Signs of a toxic bloom may include:
— Dead fish, waterfowl, or other animals.
— Sudden, unexplained sickness or death of a cat or dog, especially if it has algae on its mouth, legs, or feet.
— Skin rashes on humans after being in the water.
— Eventually the toxins break down in the water and are destroyed naturally.
How do the toxins affect animals and humans?
Blue-green algae can produce both nerve toxins (neurotoxins) and liver toxins (hepatotoxins). Call your doctor or veterinarian right away if you or your pets or livestock have signs of poisoning.
Residential drinking water is sometimes taken from a lake. If this is the case and a bloom occurs, do not drink the water until laboratory testing shows the water is safe.
—Neurotoxin (nerve) poisoning: In people signs may include numbness of the lips, tingling in fingers and toes, and dizziness. In animals signs include weakness, staggering, difficulty breathing, convulsions, and death. Signs appear within 15-20 minutes after ingestion.
— Hepatotoxin (liver) poisoning: Signs include abdominal pain, diarrhea, and vomiting in humans and death in animals. It may take days before signs of liver poisoning appear.
What if I see a bloom?
When in doubt, stay out. Avoid all contact with water containing algae. Keep pets and livestock away from the water.
Can testing ensure that all areas of a lake are safe?
No. Blue-green algae blooms are known to be very patchy in nature.
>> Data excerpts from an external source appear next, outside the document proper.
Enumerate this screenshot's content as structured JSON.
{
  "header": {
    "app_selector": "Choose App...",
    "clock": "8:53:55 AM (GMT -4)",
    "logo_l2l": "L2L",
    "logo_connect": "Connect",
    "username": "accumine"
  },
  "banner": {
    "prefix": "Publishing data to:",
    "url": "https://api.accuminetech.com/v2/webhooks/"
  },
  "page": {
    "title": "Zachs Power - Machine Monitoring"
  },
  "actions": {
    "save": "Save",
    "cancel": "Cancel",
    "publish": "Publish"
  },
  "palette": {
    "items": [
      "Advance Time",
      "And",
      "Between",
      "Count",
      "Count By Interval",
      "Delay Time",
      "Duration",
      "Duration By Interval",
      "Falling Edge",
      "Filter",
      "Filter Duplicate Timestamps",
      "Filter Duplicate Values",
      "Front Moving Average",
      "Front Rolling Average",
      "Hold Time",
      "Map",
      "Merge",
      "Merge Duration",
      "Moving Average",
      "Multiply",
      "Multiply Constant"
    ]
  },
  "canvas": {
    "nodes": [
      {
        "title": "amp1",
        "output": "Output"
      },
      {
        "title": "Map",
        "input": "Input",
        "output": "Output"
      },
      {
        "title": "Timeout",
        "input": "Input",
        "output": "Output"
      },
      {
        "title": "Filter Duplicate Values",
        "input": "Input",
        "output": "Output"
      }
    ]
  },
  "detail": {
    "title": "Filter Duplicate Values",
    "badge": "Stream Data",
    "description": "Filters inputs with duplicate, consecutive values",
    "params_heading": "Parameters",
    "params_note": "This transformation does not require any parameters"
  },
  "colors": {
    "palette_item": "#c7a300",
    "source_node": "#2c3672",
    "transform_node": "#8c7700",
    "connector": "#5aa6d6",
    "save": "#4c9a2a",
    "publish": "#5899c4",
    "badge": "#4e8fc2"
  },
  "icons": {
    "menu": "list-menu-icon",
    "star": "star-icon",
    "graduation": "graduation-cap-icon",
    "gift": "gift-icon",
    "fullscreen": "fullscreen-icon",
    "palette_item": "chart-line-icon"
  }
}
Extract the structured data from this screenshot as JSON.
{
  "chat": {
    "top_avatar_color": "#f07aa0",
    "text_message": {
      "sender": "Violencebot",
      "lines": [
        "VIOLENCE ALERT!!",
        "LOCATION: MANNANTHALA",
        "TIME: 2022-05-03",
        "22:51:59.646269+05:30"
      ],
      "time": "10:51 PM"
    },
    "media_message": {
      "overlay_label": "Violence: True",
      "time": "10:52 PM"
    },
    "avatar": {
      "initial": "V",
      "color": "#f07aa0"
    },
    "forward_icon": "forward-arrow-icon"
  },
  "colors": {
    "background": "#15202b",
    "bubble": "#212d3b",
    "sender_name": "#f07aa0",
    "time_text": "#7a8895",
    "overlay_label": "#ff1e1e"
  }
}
Higher densities may be present in areas not surveyed, particularly along shorelines. Recreational users should avoid contact with water whenever surface concentrations of algae are evident or when the lake has an obvious green to blue-green appearance.
Can I eat fish from cyanobacteria contaminated water?
Toxins can accumulate in fish tissues, especially in the liver, kidneys and other organs. Exercise caution when considering eating fish caught in areas where major cyanobacteria blooms occur. Before eating, remove internal organs, which may contain more of the toxin.